When she realized there was nothing more she could hope to accomplish, only ground to lose, she decided to take her leave. They protested, but she sensed it was best to leave the party early, and the afternoon had gone from a business meeting over drinks to a party reaching escape velocity. Two more members of A-Game lost their shirts and the other patrons, who had previously tried to be discrete and hovered in the background, now piled into the back room.  

The sunlight was jarring as she left the bar. She made her way for the subway, but Deaver stumbled out behind her.

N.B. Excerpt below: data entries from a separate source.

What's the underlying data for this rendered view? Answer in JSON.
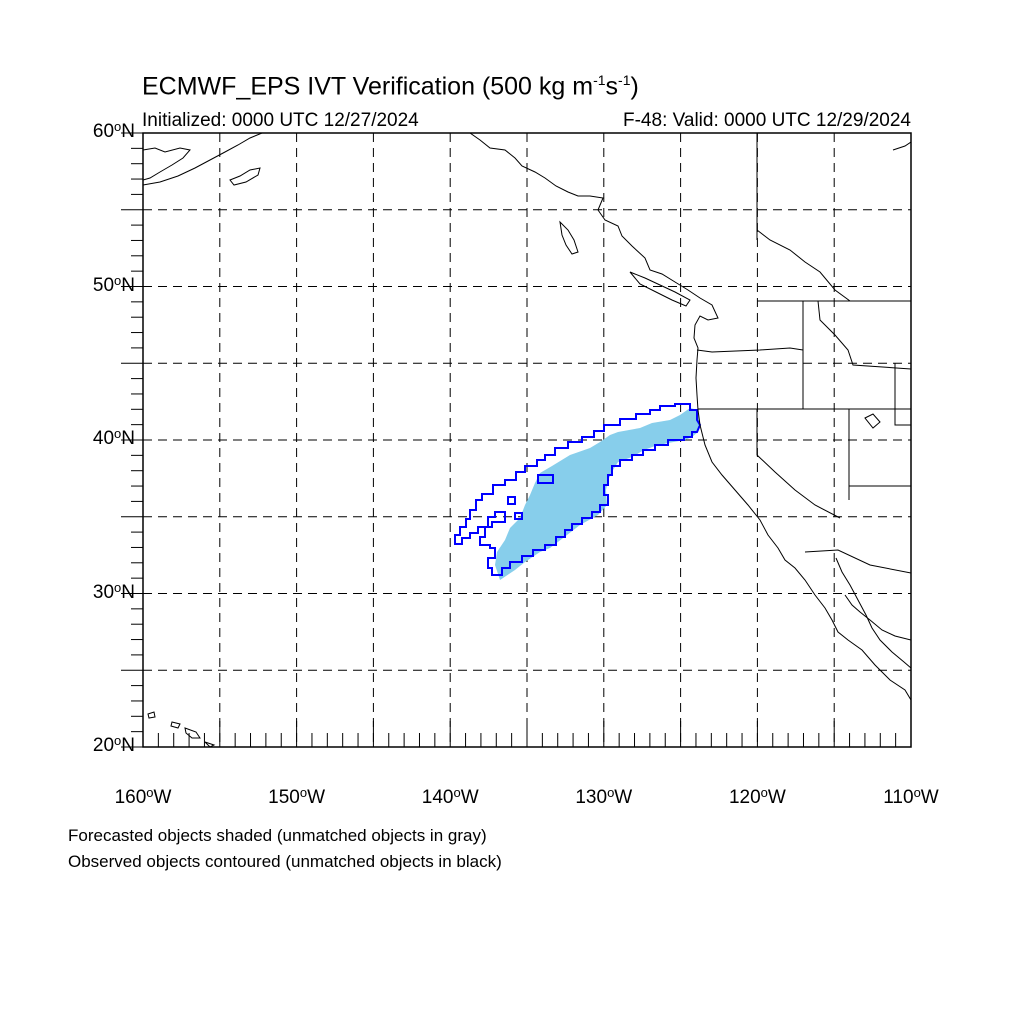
{
  "title": {
    "main": "ECMWF_EPS IVT Verification (500 kg m",
    "sup1": "-1",
    "mid": "s",
    "sup2": "-1",
    "end": ")"
  },
  "subtitle": {
    "initialized": "Initialized: 0000 UTC 12/27/2024",
    "valid": "F-48: Valid: 0000 UTC 12/29/2024"
  },
  "axes": {
    "lat_range": [
      20,
      60
    ],
    "lon_range": [
      -160,
      -110
    ],
    "lat_labels": [
      {
        "value": 60,
        "text": "60",
        "suffix": "N"
      },
      {
        "value": 50,
        "text": "50",
        "suffix": "N"
      },
      {
        "value": 40,
        "text": "40",
        "suffix": "N"
      },
      {
        "value": 30,
        "text": "30",
        "suffix": "N"
      },
      {
        "value": 20,
        "text": "20",
        "suffix": "N"
      }
    ],
    "lon_labels": [
      {
        "value": -160,
        "text": "160",
        "suffix": "W"
      },
      {
        "value": -150,
        "text": "150",
        "suffix": "W"
      },
      {
        "value": -140,
        "text": "140",
        "suffix": "W"
      },
      {
        "value": -130,
        "text": "130",
        "suffix": "W"
      },
      {
        "value": -120,
        "text": "120",
        "suffix": "W"
      },
      {
        "value": -110,
        "text": "110",
        "suffix": "W"
      }
    ],
    "degree_symbol": "o",
    "gridline_style": "dashed"
  },
  "colors": {
    "forecast_fill": "#87ceeb",
    "observed_contour": "#0000ff",
    "coastline": "#000000"
  },
  "footer": {
    "line1": "Forecasted objects shaded (unmatched objects in gray)",
    "line2": "Observed objects contoured (unmatched objects in black)"
  }
}
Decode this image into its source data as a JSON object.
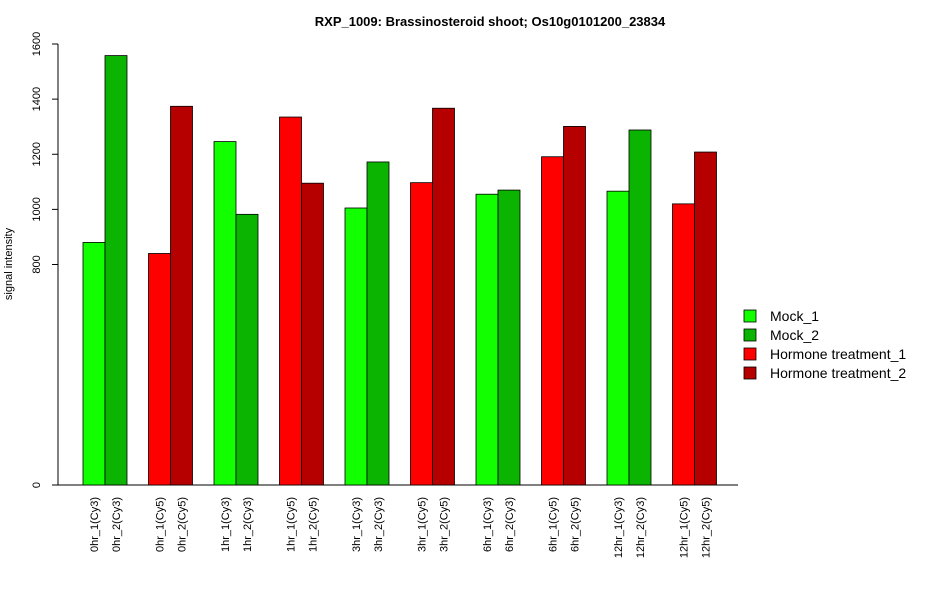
{
  "chart_data": {
    "type": "bar",
    "title": "RXP_1009: Brassinosteroid shoot; Os10g0101200_23834",
    "xlabel": "",
    "ylabel": "signal intensity",
    "y_ticks": [
      0,
      800,
      1000,
      1200,
      1400,
      1600
    ],
    "categories": [
      "0hr_1(Cy3)",
      "0hr_2(Cy3)",
      "0hr_1(Cy5)",
      "0hr_2(Cy5)",
      "1hr_1(Cy3)",
      "1hr_2(Cy3)",
      "1hr_1(Cy5)",
      "1hr_2(Cy5)",
      "3hr_1(Cy3)",
      "3hr_2(Cy3)",
      "3hr_1(Cy5)",
      "3hr_2(Cy5)",
      "6hr_1(Cy3)",
      "6hr_2(Cy3)",
      "6hr_1(Cy5)",
      "6hr_2(Cy5)",
      "12hr_1(Cy3)",
      "12hr_2(Cy3)",
      "12hr_1(Cy5)",
      "12hr_2(Cy5)"
    ],
    "values": [
      880,
      1558,
      840,
      1374,
      1246,
      982,
      1335,
      1095,
      1005,
      1172,
      1097,
      1367,
      1055,
      1070,
      1191,
      1301,
      1066,
      1288,
      1020,
      1208
    ],
    "bar_series": [
      0,
      1,
      2,
      3,
      0,
      1,
      2,
      3,
      0,
      1,
      2,
      3,
      0,
      1,
      2,
      3,
      0,
      1,
      2,
      3
    ],
    "series": [
      {
        "name": "Mock_1",
        "color": "#12ff00"
      },
      {
        "name": "Mock_2",
        "color": "#0bb400"
      },
      {
        "name": "Hormone treatment_1",
        "color": "#ff0000"
      },
      {
        "name": "Hormone treatment_2",
        "color": "#b60000"
      }
    ],
    "legend_position": "right",
    "grid": false
  }
}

“Hey,” he said. “Look, I know we’re not, like, your cup of tea, but I appreciate you coming.”

She didn’t know quite how to answer. They were most assuredly not her cup of tea. They were not even the right beverage, but to say so seemed rude. But to deny it seemed even more insulting. She shrugged.

“It was fun,” she said.

She was about to turn around when he lifted his arm and moved his hand across the sky as if reading an invisible billboard.

A-GAME IS A-NEMIC.

“Huh?”

“Bentley Donns at Rolling Stone. ‘Ascent is empty calories that still manages to leave a bitter aftertaste.’ One of the best selling albums of all time and he shit all over it. Do you know how that feels?”

Maybe not at that dosage, she had to admit, but she was familiar with that particular brand of critical medicine.

“Look,” said Deaver. “I get that some people are always going to hate us. We’re not even looking to have, like, the last word on the subject. We just want one more word, you know?”

He stood on the sidewalk, looking at her with those same doleful eyes that stared out from the posters at teenaged girls across America once upon a time, bewitching them, making them feel like they were searching for only her, making her want to find him, rescue him, bring him home and prop him on pillows and wrap him in blankets and mend his broken heart.            

Look away, thought Corey. Do not feel sorry for the boy band.